Formel 1 Der Weltmeister verliert den Anschluss


Weltmeister Michael Schumacher kam im ersten Qualifikationsteil für den Großen Preis von Malaysia als Zwölfter in Ziel. Bruder Ralf forderte eine Änderung des Modus: "Da hat man ein Eigentor geschossen".

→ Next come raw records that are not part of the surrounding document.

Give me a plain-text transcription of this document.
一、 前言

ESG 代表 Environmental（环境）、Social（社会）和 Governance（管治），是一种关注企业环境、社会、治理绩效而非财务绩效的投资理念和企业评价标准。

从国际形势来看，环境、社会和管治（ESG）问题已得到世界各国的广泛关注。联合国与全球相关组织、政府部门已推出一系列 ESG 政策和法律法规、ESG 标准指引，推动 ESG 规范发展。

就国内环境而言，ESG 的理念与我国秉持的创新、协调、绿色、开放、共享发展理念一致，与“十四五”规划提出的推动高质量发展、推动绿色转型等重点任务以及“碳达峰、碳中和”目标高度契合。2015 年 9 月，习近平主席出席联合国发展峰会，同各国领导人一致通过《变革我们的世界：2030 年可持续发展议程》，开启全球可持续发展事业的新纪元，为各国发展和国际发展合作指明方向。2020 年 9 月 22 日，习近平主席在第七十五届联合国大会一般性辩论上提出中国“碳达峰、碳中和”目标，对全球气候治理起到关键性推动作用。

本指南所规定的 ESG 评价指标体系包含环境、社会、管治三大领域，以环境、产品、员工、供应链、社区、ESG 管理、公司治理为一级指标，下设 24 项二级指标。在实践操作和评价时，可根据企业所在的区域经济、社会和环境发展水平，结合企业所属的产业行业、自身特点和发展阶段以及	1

In der Formel 1 wird die Kritik am zweigeteilten Qualifikations-Marathon über zwei Tage immer lauter. "Die Botschaft des Samstags sollte die Startaufstellung für den Sonntag sein", forderte BMW-Motorsportdirektor Mario Theissen am Samstag in Sepang, das vor den Toren der malaysischen Hauptstadt Kuala Lumpur liegt. "Das ist steigerungsfähig. Wir haben uns etwas anderes gewünscht und sind sehr stark an Veränderungen interessiert. Der Zuschauer steht für uns im Mittelpunkt", sagte Mercedes-Motorsportdirektor Norbert Haug.

Seit dieser Saison werden die Startplätze für die Rennen in zwei Einzelzeitfahren am Samstag und am Sonntag vergeben. Zunächst geht es im ersten Teil mit Vollgas und leerem Tank richtig zur Sache, vier Stunden vor dem Grand Prix am Sonntag müssen die Piloten ihre Autos dann mit Rennabstimmung über die Strecke steuern. Die Zeiten werden addiert, der Gesamtschnellste steht auf der Pole Position.

"Änderung wäre richtiger Schritt"

"Da hat man ein Eigentor geschossen. Eine Änderung wäre der richtige Schritt", sagte Ralf Schumacher. Überraschend war der Wahl-Salzburger am Samstag in Sepang in seinem Toyota als Fünfter in Teil eins der Qualifikation für den Großen Preis von Malaysia bester deutscher Pilot gewesen. "Vielleicht kann ich mein Ergebnis ja noch verbessern", sagte er.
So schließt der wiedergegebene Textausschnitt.